Dartmoor. The mineralization at Sourton produces a remarkable geophysical signal showing up in many of the techniques we use. Examining this allows you to gain experience using a wide range of geophysical instruments.
Death Valley (USA) (optional). This trip takes in active faults, volcanoes and awe inspiring landscapes in the area around Death Valley, which lies to the south of the major continental rift system of the Basin and Range Province. Here we can see in detail how extensional tectonics interact with climate to control surface processes, geomorphology, stratigraphy, geological hazards and resource distribution.
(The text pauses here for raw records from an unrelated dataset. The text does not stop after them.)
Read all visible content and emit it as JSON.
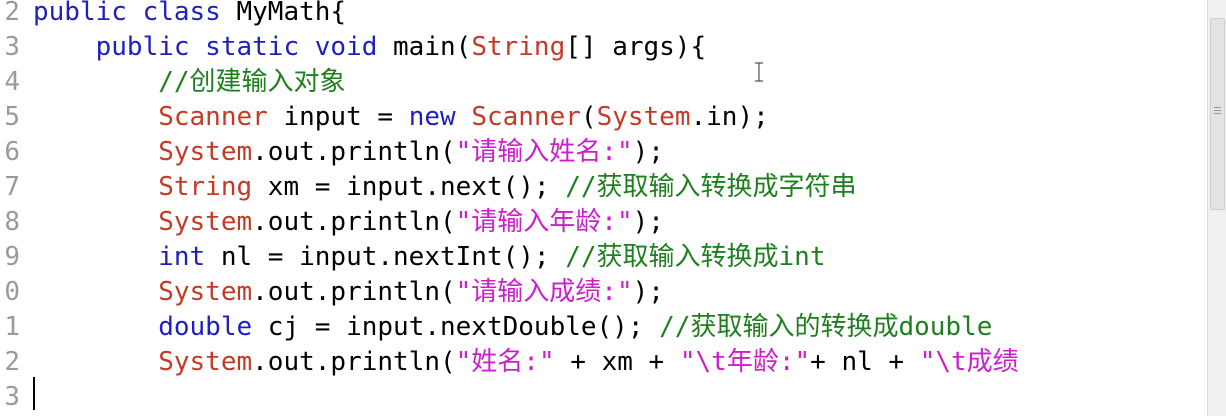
{
  "editor": {
    "lines": [
      {
        "num": "2",
        "parts": [
          {
            "t": "public class ",
            "c": "kw"
          },
          {
            "t": "MyMath{",
            "c": "plain"
          }
        ]
      },
      {
        "num": "3",
        "parts": [
          {
            "t": "    public static void ",
            "c": "kw"
          },
          {
            "t": "main(",
            "c": "plain"
          },
          {
            "t": "String",
            "c": "cls"
          },
          {
            "t": "[] args){",
            "c": "plain"
          }
        ]
      },
      {
        "num": "4",
        "parts": [
          {
            "t": "        //创建输入对象",
            "c": "cmt"
          }
        ]
      },
      {
        "num": "5",
        "parts": [
          {
            "t": "        Scanner",
            "c": "cls"
          },
          {
            "t": " input = ",
            "c": "plain"
          },
          {
            "t": "new ",
            "c": "kw"
          },
          {
            "t": "Scanner",
            "c": "cls"
          },
          {
            "t": "(",
            "c": "plain"
          },
          {
            "t": "System",
            "c": "cls"
          },
          {
            "t": ".in);",
            "c": "plain"
          }
        ]
      },
      {
        "num": "6",
        "parts": [
          {
            "t": "        System",
            "c": "cls"
          },
          {
            "t": ".out.println(",
            "c": "plain"
          },
          {
            "t": "\"请输入姓名:\"",
            "c": "str"
          },
          {
            "t": ");",
            "c": "plain"
          }
        ]
      },
      {
        "num": "7",
        "parts": [
          {
            "t": "        String",
            "c": "cls"
          },
          {
            "t": " xm = input.next(); ",
            "c": "plain"
          },
          {
            "t": "//获取输入转换成字符串",
            "c": "cmt"
          }
        ]
      },
      {
        "num": "8",
        "parts": [
          {
            "t": "        System",
            "c": "cls"
          },
          {
            "t": ".out.println(",
            "c": "plain"
          },
          {
            "t": "\"请输入年龄:\"",
            "c": "str"
          },
          {
            "t": ");",
            "c": "plain"
          }
        ]
      },
      {
        "num": "9",
        "parts": [
          {
            "t": "        int",
            "c": "kw"
          },
          {
            "t": " nl = input.nextInt(); ",
            "c": "plain"
          },
          {
            "t": "//获取输入转换成int",
            "c": "cmt"
          }
        ]
      },
      {
        "num": "0",
        "parts": [
          {
            "t": "        System",
            "c": "cls"
          },
          {
            "t": ".out.println(",
            "c": "plain"
          },
          {
            "t": "\"请输入成绩:\"",
            "c": "str"
          },
          {
            "t": ");",
            "c": "plain"
          }
        ]
      },
      {
        "num": "1",
        "parts": [
          {
            "t": "        double",
            "c": "kw"
          },
          {
            "t": " cj = input.nextDouble(); ",
            "c": "plain"
          },
          {
            "t": "//获取输入的转换成double",
            "c": "cmt"
          }
        ]
      },
      {
        "num": "2",
        "parts": [
          {
            "t": "        System",
            "c": "cls"
          },
          {
            "t": ".out.println(",
            "c": "plain"
          },
          {
            "t": "\"姓名:\"",
            "c": "str"
          },
          {
            "t": " + xm + ",
            "c": "plain"
          },
          {
            "t": "\"\\t年龄:\"",
            "c": "str"
          },
          {
            "t": "+ nl + ",
            "c": "plain"
          },
          {
            "t": "\"\\t成绩",
            "c": "str"
          }
        ]
      },
      {
        "num": "3",
        "parts": []
      }
    ]
  }
}
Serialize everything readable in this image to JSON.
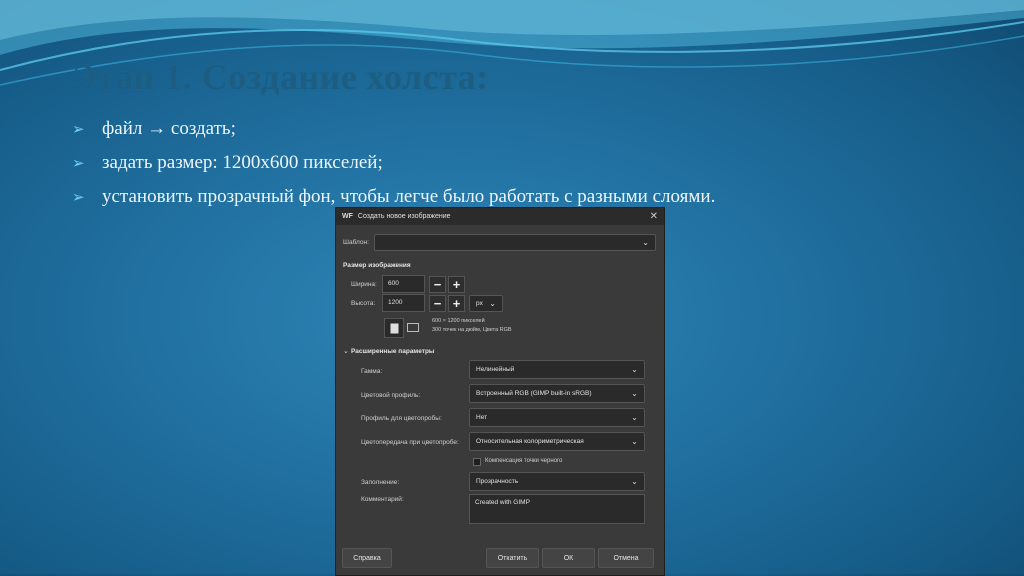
{
  "slide": {
    "title": "Этап 1. Создание холста:",
    "bullets": [
      "файл → создать;",
      "задать размер: 1200х600 пикселей;",
      "установить прозрачный фон, чтобы легче было работать с разными слоями."
    ]
  },
  "dialog": {
    "logo": "WF",
    "title": "Создать новое изображение",
    "template_label": "Шаблон:",
    "template_value": "",
    "size_section": "Размер изображения",
    "width_label": "Ширина:",
    "width_value": "600",
    "height_label": "Высота:",
    "height_value": "1200",
    "unit": "px",
    "info_line1": "600 × 1200 пикселей",
    "info_line2": "300 точек на дюйм, Цвета RGB",
    "advanced_section": "Расширенные параметры",
    "gamma_label": "Гамма:",
    "gamma_value": "Нелинейный",
    "color_profile_label": "Цветовой профиль:",
    "color_profile_value": "Встроенный RGB (GIMP built-in sRGB)",
    "proof_profile_label": "Профиль для цветопробы:",
    "proof_profile_value": "Нет",
    "rendering_label": "Цветопередача при цветопробе:",
    "rendering_value": "Относительная колориметрическая",
    "black_point_label": "Компенсация точки черного",
    "fill_label": "Заполнение:",
    "fill_value": "Прозрачность",
    "comment_label": "Комментарий:",
    "comment_value": "Created with GIMP",
    "help_button": "Справка",
    "reset_button": "Откатить",
    "ok_button": "ОК",
    "cancel_button": "Отмена"
  },
  "colors": {
    "background": "#1f6e9e",
    "title": "#1d5d82",
    "bullet_arrow": "#6fd3f5",
    "dialog_bg": "#3a3a3a"
  }
}
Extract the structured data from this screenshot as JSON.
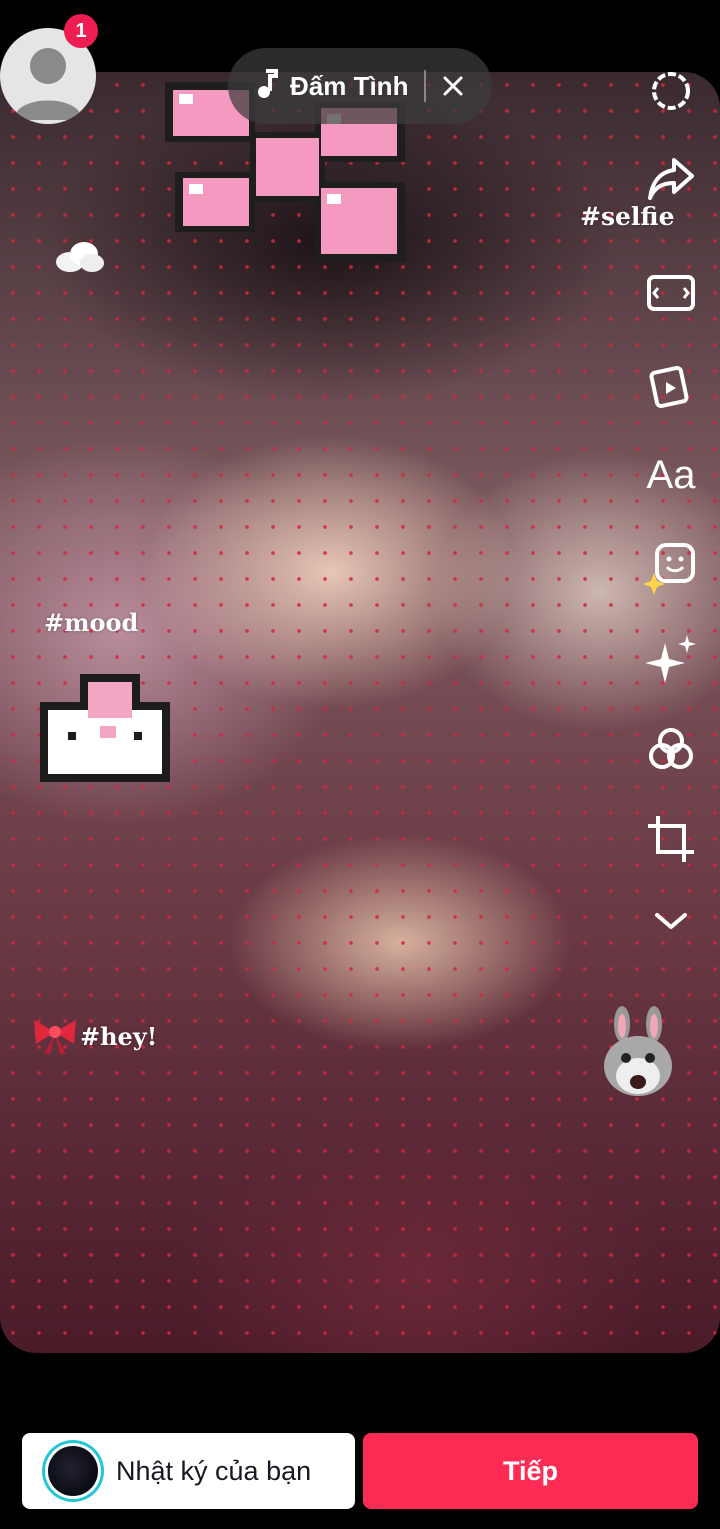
{
  "profile": {
    "notification_count": "1",
    "icon": "person-icon"
  },
  "music": {
    "title": "Đấm Tình",
    "note_icon": "music-note-icon",
    "close_icon": "close-icon"
  },
  "canvas": {
    "overlay_texts": {
      "selfie": "#selfie",
      "mood": "#mood",
      "hey": "#hey!"
    },
    "stickers": [
      "pixel-bow-sticker",
      "cloud-emoji",
      "pixel-bunny-sticker",
      "ribbon-emoji",
      "bunny-emoji"
    ]
  },
  "rail": {
    "items": [
      {
        "icon": "settings-gear-icon"
      },
      {
        "icon": "share-arrow-icon"
      },
      {
        "icon": "aspect-ratio-icon"
      },
      {
        "icon": "templates-icon"
      },
      {
        "icon": "text-icon",
        "label": "Aa"
      },
      {
        "icon": "stickers-icon"
      },
      {
        "icon": "effects-sparkle-icon"
      },
      {
        "icon": "filters-icon"
      },
      {
        "icon": "crop-icon"
      },
      {
        "icon": "chevron-down-icon"
      }
    ]
  },
  "bottom": {
    "journal_label": "Nhật ký của bạn",
    "next_label": "Tiếp"
  },
  "colors": {
    "accent": "#fe2c55",
    "badge": "#ee1d52",
    "ring": "#22c7d6",
    "dots": "#d2283c"
  }
}
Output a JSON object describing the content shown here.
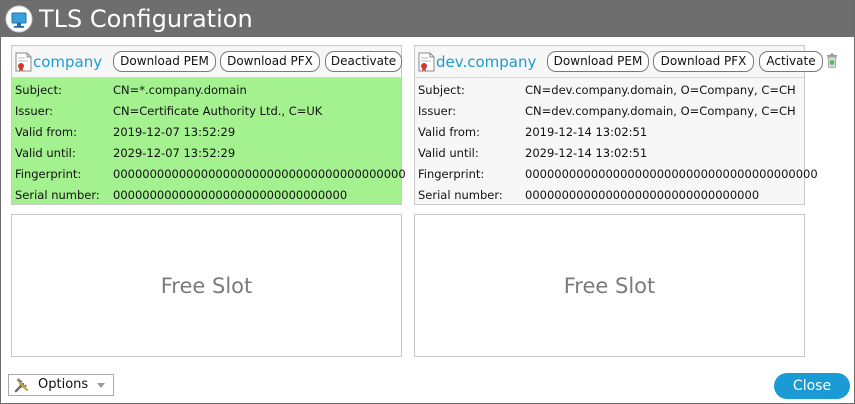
{
  "window": {
    "title": "TLS Configuration"
  },
  "certificates": [
    {
      "name": "company",
      "active": true,
      "buttons": {
        "download_pem": "Download PEM",
        "download_pfx": "Download PFX",
        "toggle": "Deactivate"
      },
      "fields": [
        {
          "label": "Subject:",
          "value": "CN=*.company.domain"
        },
        {
          "label": "Issuer:",
          "value": "CN=Certificate Authority Ltd., C=UK"
        },
        {
          "label": "Valid from:",
          "value": "2019-12-07 13:52:29"
        },
        {
          "label": "Valid until:",
          "value": "2029-12-07 13:52:29"
        },
        {
          "label": "Fingerprint:",
          "value": "0000000000000000000000000000000000000000"
        },
        {
          "label": "Serial number:",
          "value": "00000000000000000000000000000000"
        }
      ]
    },
    {
      "name": "dev.company",
      "active": false,
      "buttons": {
        "download_pem": "Download PEM",
        "download_pfx": "Download PFX",
        "toggle": "Activate"
      },
      "fields": [
        {
          "label": "Subject:",
          "value": "CN=dev.company.domain, O=Company, C=CH"
        },
        {
          "label": "Issuer:",
          "value": "CN=dev.company.domain, O=Company, C=CH"
        },
        {
          "label": "Valid from:",
          "value": "2019-12-14 13:02:51"
        },
        {
          "label": "Valid until:",
          "value": "2029-12-14 13:02:51"
        },
        {
          "label": "Fingerprint:",
          "value": "0000000000000000000000000000000000000000"
        },
        {
          "label": "Serial number:",
          "value": "00000000000000000000000000000000"
        }
      ]
    }
  ],
  "slots": [
    {
      "label": "Free Slot"
    },
    {
      "label": "Free Slot"
    }
  ],
  "footer": {
    "options_label": "Options",
    "close_label": "Close"
  },
  "icons": {
    "app": "monitor-icon",
    "certificate": "certificate-icon",
    "trash": "trash-icon",
    "options": "tools-icon",
    "caret": "chevron-down-icon"
  },
  "colors": {
    "titlebar": "#6e6e6e",
    "active_card": "#a4f28f",
    "inactive_card": "#f7f7f7",
    "accent": "#1a9bd6",
    "free_slot_text": "#7b7b7b"
  }
}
This area also includes the sites of recent, and potentially future, volcanic activity, including the Long Valley Caldera, one of the most carefully monitored volcanic areas in the world. We also examine the interaction between human activity and the environment in such a tectonically active and hot, arid region.
Sicily (optional). This field trip gives an introduction to volcanology. Not only will you visit an active volcano and learn about its four distinct evolutionary phases, you’ll also visit the Etna Volcano observatory to meet the geologists who monitor this volcano daily.
Year 4 (MGeol only).
Cyprus. The unusual geology of Cyprus provides us with information normally below the sea. You will study the evolution of an area of crust in the context of a regional-scale plate tectonic framework, gaining detailed insights into a range of plate tectonic processes and resulting georesources.
Please note these are our current field courses, though we continually review our field provision and trips may change in future.